North Korea is determined to keep the international community on its toes and its nuclear capabilities on the global agenda. The North’s recent thermonuclear test and a series of medium-range and intercontinental ballistic missile launches this summer have clearly proved this point. In response, the U.N. Security Council recently imposed the strictest sanctions yet on North Korea in the hope of constraining the country’s nuclear weapons and missile capabilities. That action was in line with what many scholars and analysts have argued: that additional sanctions — more targeted and thus presumably more effective — are the solution for the North Korean crisis.

But history indicates that there might be a better option than tightened sanctions — export controls. Export controls are regulations that limit trade in certain kinds of technologies and materials that pose proliferation risks. When states that supply nuclear materials have widely disparate forms of export controls, it becomes far more difficult to contain the technology and materials that allow nuclear weapons to proliferate.

What is needed now is a U.S.-led diplomatic effort to bring these states into line with one another to cut off the supply of key materials and technologies to aspiring nuclear states. It is a strategy that worked well for the United States in the 1970s, when negotiations with France created an understanding that global security was a priority over national economic interests. The result: preventing South Korea from developing nuclear weapons. And while it might not destroy North Korea’s nuclear weapons capability, this strategy promises to mitigate further risks of proliferation from Pyongyang.

The Op-Ed is based on Sarkar’s recent journal article in the Journal of Strategic Studies entitled “It Isn’t Over Until the Fuel Cell Sings’: A Reassessment of the US and French Pledges of Nuclear Assistance in the 1970s,” which was also co-authored with Rabinowitz.

From the abstract of the journal article:

Based on newly declassified archival documents, the aim of this study is to contribute to an improved understanding of the evolution of the non-proliferation regime through an examination of US and French nuclear cooperation agreements in the latter half of the 1970s.
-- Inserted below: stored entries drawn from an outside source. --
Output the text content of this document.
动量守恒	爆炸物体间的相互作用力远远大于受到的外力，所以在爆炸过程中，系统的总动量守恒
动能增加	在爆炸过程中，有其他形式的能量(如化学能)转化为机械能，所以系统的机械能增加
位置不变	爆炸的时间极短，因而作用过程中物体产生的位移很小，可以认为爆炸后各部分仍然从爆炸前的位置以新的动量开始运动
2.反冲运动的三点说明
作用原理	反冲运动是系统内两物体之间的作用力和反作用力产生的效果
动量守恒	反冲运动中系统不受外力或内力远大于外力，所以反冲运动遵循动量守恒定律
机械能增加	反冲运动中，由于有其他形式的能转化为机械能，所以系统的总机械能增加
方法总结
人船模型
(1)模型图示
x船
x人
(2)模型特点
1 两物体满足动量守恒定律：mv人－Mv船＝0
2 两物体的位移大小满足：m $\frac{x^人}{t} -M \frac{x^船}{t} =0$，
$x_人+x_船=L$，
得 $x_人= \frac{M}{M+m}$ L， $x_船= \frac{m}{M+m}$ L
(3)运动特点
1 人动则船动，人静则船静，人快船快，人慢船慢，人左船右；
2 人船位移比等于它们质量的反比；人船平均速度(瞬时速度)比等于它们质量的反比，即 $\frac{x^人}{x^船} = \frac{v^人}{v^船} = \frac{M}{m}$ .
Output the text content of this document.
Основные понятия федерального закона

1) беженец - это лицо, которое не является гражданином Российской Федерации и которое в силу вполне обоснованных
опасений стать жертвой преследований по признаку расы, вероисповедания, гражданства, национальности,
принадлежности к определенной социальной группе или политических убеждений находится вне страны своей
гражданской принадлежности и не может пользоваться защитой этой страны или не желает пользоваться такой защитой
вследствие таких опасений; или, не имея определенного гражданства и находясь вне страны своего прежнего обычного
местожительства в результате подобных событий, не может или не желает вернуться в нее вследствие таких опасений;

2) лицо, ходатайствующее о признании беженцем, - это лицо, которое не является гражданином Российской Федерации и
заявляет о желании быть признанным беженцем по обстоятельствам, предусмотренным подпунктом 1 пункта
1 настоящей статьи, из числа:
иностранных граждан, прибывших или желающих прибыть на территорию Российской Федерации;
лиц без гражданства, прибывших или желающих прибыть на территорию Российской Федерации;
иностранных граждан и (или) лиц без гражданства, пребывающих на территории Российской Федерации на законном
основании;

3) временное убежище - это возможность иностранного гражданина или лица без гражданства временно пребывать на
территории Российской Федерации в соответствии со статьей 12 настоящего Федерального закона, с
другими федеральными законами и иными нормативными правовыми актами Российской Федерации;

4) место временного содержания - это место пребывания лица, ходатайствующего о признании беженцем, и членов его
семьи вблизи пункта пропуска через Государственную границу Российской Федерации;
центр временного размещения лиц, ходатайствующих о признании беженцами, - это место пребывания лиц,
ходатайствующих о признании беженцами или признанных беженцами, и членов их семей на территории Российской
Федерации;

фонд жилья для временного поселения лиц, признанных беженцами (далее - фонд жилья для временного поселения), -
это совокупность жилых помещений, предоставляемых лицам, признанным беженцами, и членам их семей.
The four pledges of nuclear assistance examined – US assistance to Egypt and Israel, and French assistance to Pakistan and South Korea – failed to materialise by the end of the decade. Why did that happen? What caused the four pledges to fail? We find that the 1974 Indian nuclear explosion and the emergence of opposing domestic factions on the nuclear front in the supplier states generated major changes in US and French nuclear export policies, and also contributed to the development of a collaborative partnership between the two competing nuclear exporters, on the other.

Jayita Sarkar, an historian by training, is Assistant Professor of International Relations at Boston University’s Frederick S. Pardee School of Global Studies. Her expertise is in the history of U.S. foreign policy, nuclear proliferation, the global Cold War, South Asia and Western Europe. Her research has appeared or is forthcoming in the Journal of Cold War Studies, Journal of Strategic Studies, Cold War HistoryInternational History Review, and elsewhere. Dr. Sarkar has held fellowships at MIT, Harvard, Columbia and Yale universities, and obtained a doctorate in International History from the Graduate Institute Geneva in Switzerland.